C: "Good idea." [Dashes out of the room.]
I play with the image that we downloaded earlier, erasing the background around the Yearling and superimposing circles to represent the individual plants.
Me: "Hey, come in here, and I'll show you what I'm talking about with the Paint thing."
C [from another room]: "Did you save the image to its own file, erase the background and use the ellipse tool to draw circles where the plants need to go?"
Me: "Um. . . yeah."
C: "Already did it, saved it and plugged it into the presentation."
A few minutes later, I'm in the kitchen, he's curled up in a living room chair with a computer on his lap, and I hear a disembodied robot voice begin to read aloud the text of his Power Point.

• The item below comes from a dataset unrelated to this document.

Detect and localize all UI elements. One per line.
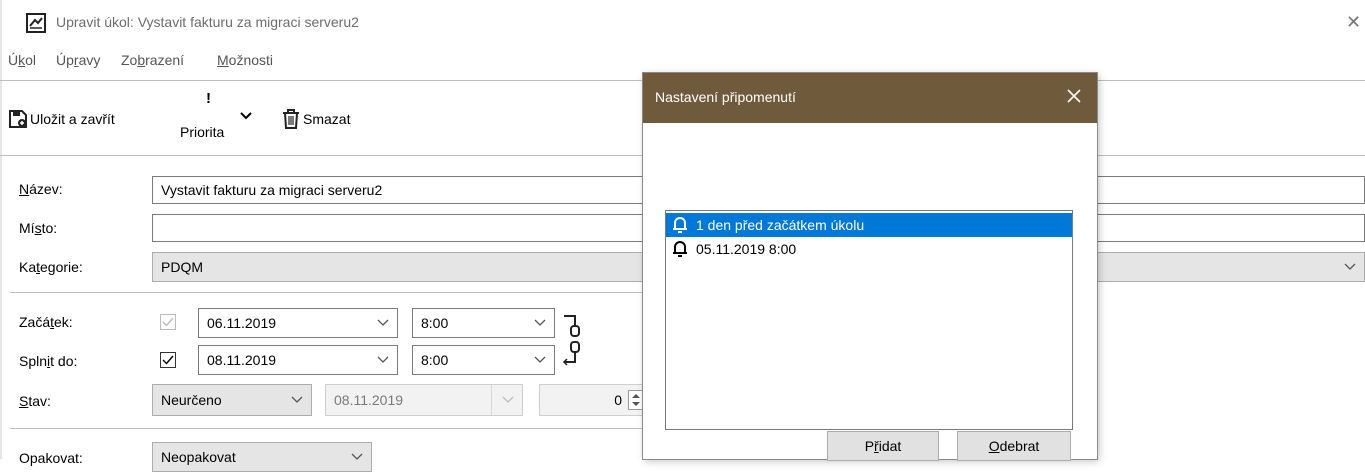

Me: "Um, honey, what's that?"
C: "I thought it would be cool to automate the presentation to read itself to the listener, but the free tool that I downloaded is worse than Dragon, and to get it to read some things correctly I would have to type a lot of the words phonetically. Not worth the time, since I have to take an Accelerated Reader test tomorrow, and I need to finish the book that I'm reading - oh, wait, I just thought of a book that I read over the summer that is worth 30 points. I could just take a test on that. I think I remember most of the plot."
Me: "Okay. What book was it?"
Me: "JOSEPH HELLER'S CATCH-22?"
C: "Is there another one?"
C: "I checked it out of the library."
Me: "Does Dad know that you read Catch-22?"

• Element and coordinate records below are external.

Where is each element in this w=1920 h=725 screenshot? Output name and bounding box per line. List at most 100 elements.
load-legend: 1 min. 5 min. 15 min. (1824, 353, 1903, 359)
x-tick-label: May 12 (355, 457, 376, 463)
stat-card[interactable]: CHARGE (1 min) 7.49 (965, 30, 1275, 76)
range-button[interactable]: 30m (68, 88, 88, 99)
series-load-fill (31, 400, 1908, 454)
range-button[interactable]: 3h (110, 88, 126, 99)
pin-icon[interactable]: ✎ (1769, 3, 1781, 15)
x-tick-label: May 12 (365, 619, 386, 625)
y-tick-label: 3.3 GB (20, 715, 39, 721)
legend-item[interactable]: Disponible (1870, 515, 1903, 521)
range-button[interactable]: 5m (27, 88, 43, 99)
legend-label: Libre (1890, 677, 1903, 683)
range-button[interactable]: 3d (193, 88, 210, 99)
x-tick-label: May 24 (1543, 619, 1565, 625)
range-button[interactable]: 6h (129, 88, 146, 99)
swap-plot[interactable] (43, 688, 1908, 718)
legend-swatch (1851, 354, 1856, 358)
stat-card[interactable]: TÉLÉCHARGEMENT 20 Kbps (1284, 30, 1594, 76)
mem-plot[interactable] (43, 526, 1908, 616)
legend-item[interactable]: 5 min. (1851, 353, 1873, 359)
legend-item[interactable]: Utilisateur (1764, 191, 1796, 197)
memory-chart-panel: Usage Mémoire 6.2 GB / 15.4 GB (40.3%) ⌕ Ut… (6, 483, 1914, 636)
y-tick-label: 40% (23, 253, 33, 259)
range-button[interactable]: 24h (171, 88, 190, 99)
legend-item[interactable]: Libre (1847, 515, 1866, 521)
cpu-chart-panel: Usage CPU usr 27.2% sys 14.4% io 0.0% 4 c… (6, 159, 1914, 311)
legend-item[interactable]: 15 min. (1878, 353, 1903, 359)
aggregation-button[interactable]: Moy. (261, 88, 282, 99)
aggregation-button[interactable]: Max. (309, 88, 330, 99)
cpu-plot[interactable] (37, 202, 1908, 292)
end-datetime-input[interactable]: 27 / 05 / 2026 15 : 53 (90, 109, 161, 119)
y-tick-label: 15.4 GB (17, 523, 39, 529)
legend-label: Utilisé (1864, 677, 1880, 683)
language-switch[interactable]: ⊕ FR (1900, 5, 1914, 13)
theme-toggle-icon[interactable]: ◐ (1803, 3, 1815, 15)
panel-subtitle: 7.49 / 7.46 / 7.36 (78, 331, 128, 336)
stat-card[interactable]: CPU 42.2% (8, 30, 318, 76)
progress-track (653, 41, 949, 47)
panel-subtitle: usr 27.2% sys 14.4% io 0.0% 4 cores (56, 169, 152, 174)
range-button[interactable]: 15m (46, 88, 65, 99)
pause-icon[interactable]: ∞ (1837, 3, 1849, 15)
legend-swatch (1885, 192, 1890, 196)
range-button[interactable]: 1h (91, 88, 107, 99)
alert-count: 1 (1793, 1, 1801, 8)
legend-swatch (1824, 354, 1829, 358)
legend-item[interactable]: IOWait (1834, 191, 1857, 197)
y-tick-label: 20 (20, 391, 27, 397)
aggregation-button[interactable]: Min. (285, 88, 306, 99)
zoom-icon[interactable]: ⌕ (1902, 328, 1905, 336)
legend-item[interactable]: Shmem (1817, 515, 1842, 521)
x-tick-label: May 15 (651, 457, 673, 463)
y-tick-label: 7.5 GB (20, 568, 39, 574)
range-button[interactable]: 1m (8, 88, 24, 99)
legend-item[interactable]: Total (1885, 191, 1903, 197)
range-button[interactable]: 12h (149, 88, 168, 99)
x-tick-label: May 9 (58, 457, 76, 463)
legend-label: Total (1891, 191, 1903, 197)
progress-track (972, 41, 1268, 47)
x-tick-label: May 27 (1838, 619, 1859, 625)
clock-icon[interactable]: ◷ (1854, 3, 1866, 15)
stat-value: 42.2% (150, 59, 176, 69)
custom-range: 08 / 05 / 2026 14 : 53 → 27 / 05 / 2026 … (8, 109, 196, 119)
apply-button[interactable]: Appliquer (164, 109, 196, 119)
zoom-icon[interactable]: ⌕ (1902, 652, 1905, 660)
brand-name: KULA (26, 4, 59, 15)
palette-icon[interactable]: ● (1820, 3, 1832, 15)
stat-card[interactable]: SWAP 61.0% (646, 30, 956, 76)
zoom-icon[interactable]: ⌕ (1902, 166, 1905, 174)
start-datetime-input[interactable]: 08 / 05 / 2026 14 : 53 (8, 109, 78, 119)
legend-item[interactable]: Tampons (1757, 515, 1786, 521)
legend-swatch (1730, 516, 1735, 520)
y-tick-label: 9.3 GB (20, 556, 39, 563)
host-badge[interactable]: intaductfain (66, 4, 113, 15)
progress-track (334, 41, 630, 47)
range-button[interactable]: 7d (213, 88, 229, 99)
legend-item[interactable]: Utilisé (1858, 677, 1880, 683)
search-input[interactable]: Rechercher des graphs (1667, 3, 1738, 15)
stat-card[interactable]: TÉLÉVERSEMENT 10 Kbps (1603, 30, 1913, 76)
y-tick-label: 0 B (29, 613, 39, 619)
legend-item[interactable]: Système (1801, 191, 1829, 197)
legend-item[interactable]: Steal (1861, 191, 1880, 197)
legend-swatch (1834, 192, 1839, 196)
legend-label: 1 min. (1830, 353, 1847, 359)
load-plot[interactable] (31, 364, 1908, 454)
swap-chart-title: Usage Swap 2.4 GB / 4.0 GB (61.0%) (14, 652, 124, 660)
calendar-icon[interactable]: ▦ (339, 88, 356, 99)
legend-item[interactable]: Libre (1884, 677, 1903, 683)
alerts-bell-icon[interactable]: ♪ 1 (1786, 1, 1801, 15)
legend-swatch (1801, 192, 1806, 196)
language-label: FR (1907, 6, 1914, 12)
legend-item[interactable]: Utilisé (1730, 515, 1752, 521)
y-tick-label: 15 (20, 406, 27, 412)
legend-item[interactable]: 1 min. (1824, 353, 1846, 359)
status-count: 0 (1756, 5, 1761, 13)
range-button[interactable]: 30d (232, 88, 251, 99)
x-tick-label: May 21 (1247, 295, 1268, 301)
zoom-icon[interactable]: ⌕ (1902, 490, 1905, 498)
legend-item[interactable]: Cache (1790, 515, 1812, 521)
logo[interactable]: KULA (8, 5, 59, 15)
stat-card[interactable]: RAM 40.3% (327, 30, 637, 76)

C: "I think so. Maybe not. Why does it matter?"
At this point, I am trying to remember if there is anything objectionable in Catch-22, or if I ever actually read it myself. In high school? Definitely not in sixth grade.
Me: "Well, if memory serves, you were ELEVEN last summer, and Catch-22 is more of a high school book?"

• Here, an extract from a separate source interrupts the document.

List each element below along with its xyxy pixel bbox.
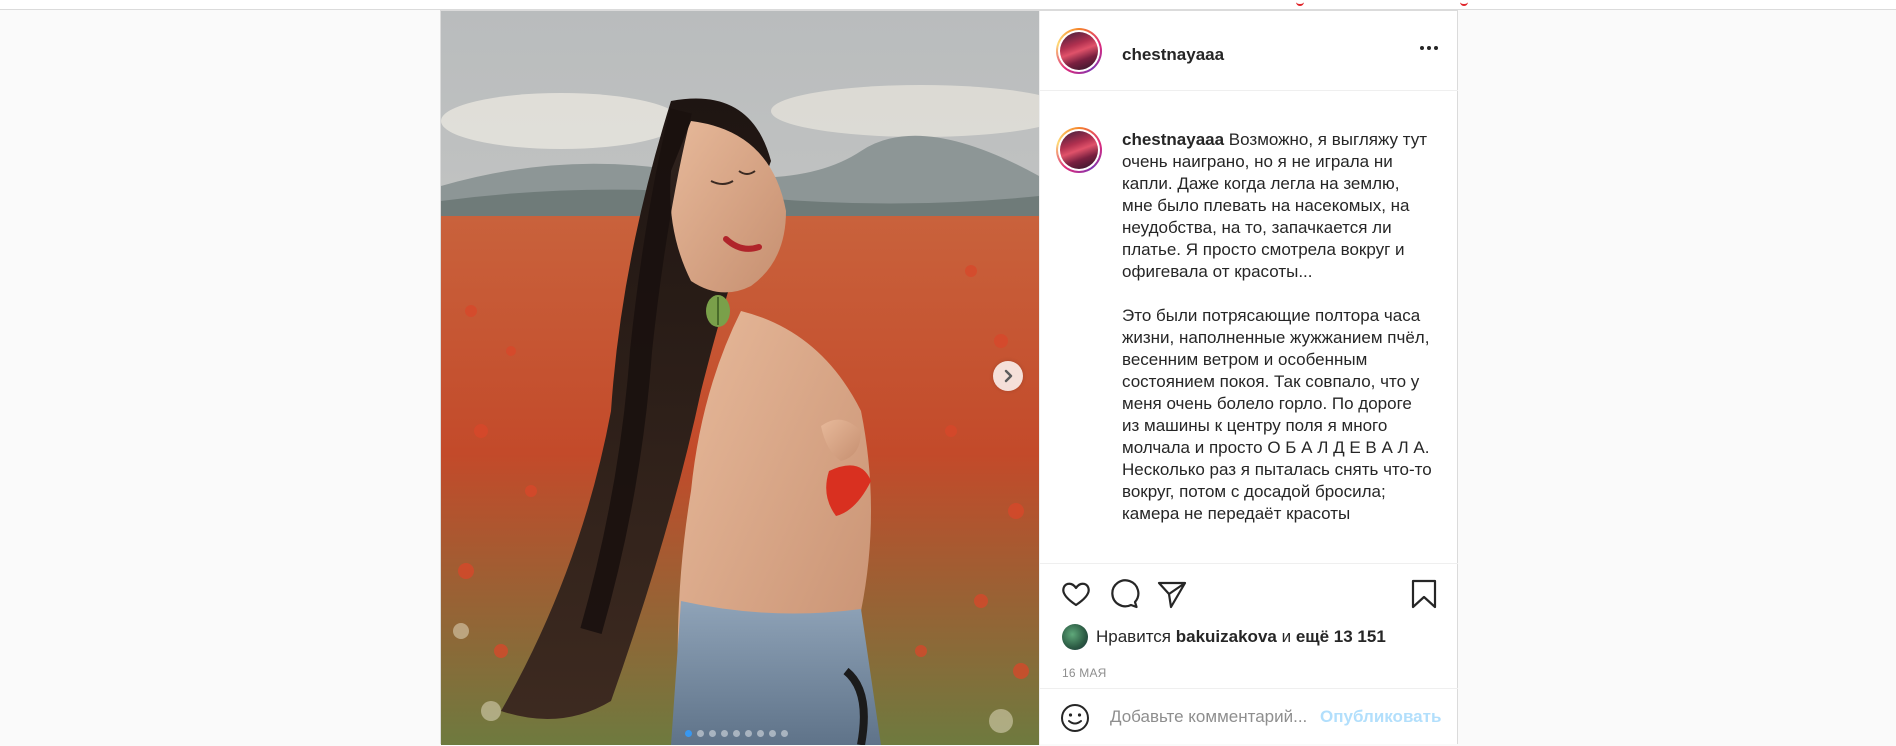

C: "Mom, it's a war novel. It's really good. A classic, actually. A character says W-H-O-R-E in it, but that's as bad as it gets."
Before I can offer a rebuttal, the first grader inserts himself and demands my attention.
PJ: "Mom, are you online? Can you Google mangroves?"
PJ [talking extremely slowly]: "MAN-GROVES."
Me: "Like the tree?"
PJ [sighing, still taking slowly]: " No. Trees, plural. Mangroves are a type of FOREST. We're studying BIOSPHERES, and I want to show you a picture of a mangrove, because they are really cool."
Me: "???????" [while dutifully Googling mangroves]
PJ: "THERE. See that? The trees grow out of the water, and fish live in the space between the tree roots, and these cheetah-looking cats - what are they called? - OH, YEAH, THEY ARE ACTUALLY CALLED FISHING CATS - THE FISHING CATS EAT THE FISH."
Shouldn't you be learning about colors right now? And eating paste?
I try to recover.
Me: "Hmm. This picture looks a lot like the river at Grandma's, where it passes under the bridge."
PJ: "Um, yeah, Mom. That's where mangroves are located - in river beds."
Recovery attempt #2.
Me: "Makes sense. I've never seen a fishing cat in Grandma's river, though - or one of these monkeys that they mention?"
PJ: "Riiiiiight. Because the monkeys are native to Brazil."
We're in good hands, people. Really. The next generation, THEY. GOT. THIS.
All I've got is a slight headache. And a dawning understanding of where I stand in relation to the education gap. Clearly, on the disadvantaged side.